Competition in the online trading space is intensifying. As reported in Discount Online Stock Trading: Charles Schwab Calls the Shots, Charles Schwab (NYSE:SCHW) recently launched eight in-house exchange-traded funds offering commission free trading on these products to its customers. The Schwab ETF lineup includes U.S. Broad Market (NYSEARCA:SCHB), U.S. Large Cap (NYSEARCA:SCHX), and International Equity (NYSEARCA:SCHF) ETFs.
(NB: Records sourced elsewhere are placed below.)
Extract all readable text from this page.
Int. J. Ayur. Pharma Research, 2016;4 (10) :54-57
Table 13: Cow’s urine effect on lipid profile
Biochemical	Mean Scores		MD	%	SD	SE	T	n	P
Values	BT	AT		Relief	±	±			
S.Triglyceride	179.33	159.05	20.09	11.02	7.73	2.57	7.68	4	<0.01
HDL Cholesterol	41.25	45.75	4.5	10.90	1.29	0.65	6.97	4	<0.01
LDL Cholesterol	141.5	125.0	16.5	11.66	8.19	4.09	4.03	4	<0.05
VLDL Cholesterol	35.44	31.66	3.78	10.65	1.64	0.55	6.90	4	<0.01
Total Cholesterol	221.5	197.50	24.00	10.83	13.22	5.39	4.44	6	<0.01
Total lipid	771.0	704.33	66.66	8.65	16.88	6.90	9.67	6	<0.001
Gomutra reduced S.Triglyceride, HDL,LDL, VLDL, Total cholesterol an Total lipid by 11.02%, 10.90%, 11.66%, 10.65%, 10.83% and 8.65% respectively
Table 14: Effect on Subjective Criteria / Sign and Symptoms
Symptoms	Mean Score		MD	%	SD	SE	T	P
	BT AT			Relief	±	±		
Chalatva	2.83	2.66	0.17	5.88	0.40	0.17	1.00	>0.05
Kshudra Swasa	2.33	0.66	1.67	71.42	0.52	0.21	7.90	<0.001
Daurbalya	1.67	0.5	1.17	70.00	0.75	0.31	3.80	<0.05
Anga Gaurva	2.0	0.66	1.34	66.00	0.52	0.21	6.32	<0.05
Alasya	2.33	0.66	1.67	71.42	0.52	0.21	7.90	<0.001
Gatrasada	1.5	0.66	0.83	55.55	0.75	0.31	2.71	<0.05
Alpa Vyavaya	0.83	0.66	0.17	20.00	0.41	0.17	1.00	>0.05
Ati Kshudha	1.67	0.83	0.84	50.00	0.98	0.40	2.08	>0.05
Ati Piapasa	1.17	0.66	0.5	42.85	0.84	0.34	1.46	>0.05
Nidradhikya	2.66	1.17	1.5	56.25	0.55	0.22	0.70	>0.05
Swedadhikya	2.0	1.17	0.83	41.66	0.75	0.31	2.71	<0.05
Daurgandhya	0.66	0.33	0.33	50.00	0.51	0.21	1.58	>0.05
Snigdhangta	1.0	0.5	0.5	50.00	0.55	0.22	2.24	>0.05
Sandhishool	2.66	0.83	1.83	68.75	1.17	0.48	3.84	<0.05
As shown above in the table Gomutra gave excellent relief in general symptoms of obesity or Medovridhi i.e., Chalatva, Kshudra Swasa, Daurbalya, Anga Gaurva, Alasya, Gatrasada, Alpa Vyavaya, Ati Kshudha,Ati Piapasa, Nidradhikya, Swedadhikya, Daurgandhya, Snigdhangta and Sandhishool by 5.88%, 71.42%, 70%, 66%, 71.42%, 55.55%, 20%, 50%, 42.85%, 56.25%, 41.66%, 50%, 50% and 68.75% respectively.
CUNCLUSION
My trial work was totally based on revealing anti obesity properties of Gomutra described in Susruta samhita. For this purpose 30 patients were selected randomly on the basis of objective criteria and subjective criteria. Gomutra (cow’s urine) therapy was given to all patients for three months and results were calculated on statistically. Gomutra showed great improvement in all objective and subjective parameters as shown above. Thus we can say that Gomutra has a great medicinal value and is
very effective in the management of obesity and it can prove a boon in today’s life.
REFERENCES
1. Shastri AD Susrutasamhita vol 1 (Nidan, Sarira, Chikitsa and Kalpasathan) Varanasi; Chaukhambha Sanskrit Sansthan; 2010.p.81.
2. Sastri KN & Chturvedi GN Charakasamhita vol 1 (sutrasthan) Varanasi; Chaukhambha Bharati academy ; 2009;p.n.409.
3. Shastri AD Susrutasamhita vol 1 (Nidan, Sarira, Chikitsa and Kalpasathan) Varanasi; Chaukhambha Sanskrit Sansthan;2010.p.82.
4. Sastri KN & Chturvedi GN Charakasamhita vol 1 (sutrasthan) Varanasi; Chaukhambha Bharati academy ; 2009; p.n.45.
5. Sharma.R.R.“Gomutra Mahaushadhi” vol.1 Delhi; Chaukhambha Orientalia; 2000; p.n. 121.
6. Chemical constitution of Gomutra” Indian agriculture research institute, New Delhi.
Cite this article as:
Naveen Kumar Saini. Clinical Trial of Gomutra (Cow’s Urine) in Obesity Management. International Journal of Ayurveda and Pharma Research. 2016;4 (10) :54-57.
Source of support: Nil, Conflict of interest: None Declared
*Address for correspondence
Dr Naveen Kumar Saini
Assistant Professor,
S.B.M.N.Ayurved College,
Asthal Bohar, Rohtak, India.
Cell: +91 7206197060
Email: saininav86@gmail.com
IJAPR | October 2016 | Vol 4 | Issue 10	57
Reacting to Schwab’s move, Fidelity has announced that its customers can trade 25 ETFs commission free. Fidelity and BlackRock (NYSE:BLK) have tied up to offer commission free trading on 25 iShares ETFs. Fidelity will receive a fixed amount from BlackRock to cover certain expenses.
Fidelity’s commission free ETFs includes several popular domestic equity, international equity, and income ETFs and expands the range of indexed products available to Fidelity customers. The list includes S&P 500 Index Fund (NYSEARCA:IVV), Russell 1000 Growth Index Fund (NYSEARCA:IWF), Russell 1000 Value Index Fund (NYSEARCA:IWD), Russell 2000 Index Fund (NYSEARCA:IWM), Barclays Aggregate Bond Fund (NYSEARCA:AGG), Barclays TIP Bond Fund (NYSEARCA:TIP), MSCI EAFE Index Fund (NYSEARCA:EFA), and MSCI Emerging Markets Index Fund (NYSEARCA:EEM).
What does this mean for the ETF industry?
Mutual fund supermarkets that offer commission-free trading of no-load mutual funds have been around for a few decades now. Schwab’s initiative and Fidelity’s response mark the advent of no-transaction-fee ETFs into the market place.
BlackRock’s tie-up with Fidelity can set the trend with other ETF sponsors like State Street (NYSE:STT) forging alliances with brokers and make the sponsor’s ETFs available to the brokers’ customers commission free. Following Schwab’s lead, brokers with in-house ETFs like the Vanguard Group can also waive commission on their in-house products for their clients.
These developments can lead to the formation of large ETF market places akin to mutual fund supermarkets.
What it means for brokers?
The competition among online stockbrokers is escalating at a time when industry’s fundamentals are challenging. The number of revenue generating trades is down from the highs seen in 2008. Also, the low interest rate milieu is forcing brokerage firms to waive fees on money market funds. These conditions may well catalyze consolidation in the online trading space.
Given the firm’s weak finances, speculation on E*Trade Financial (NASDAQ:ETFC) being acquired has surfaced often. This marriage may be solemnized with either TD Ameritrade (NYSE:AMTD) or Schwab likely being the suitor.
Opportunities for Investors
As noted in Best ETFs to Build Your ETF Portfolio, investors tend to view commission-free ETFs as asset allocation products suitable for building core portfolios. Investors may now look for the prospect of more commission free ETFs with low expense ratios become available and widening their choices.
By eliminating commissions, hitherto a major disadvantage of ETFs compared to mutual funds, ETFs are now amenable to dollar-cost averaging. ETFs are becoming an appealing option for young investors looking to build wealth from a small asset base.
Disclosure: I own IWM and EEM shares. I do not have long or short positions in any of the other securities discussed.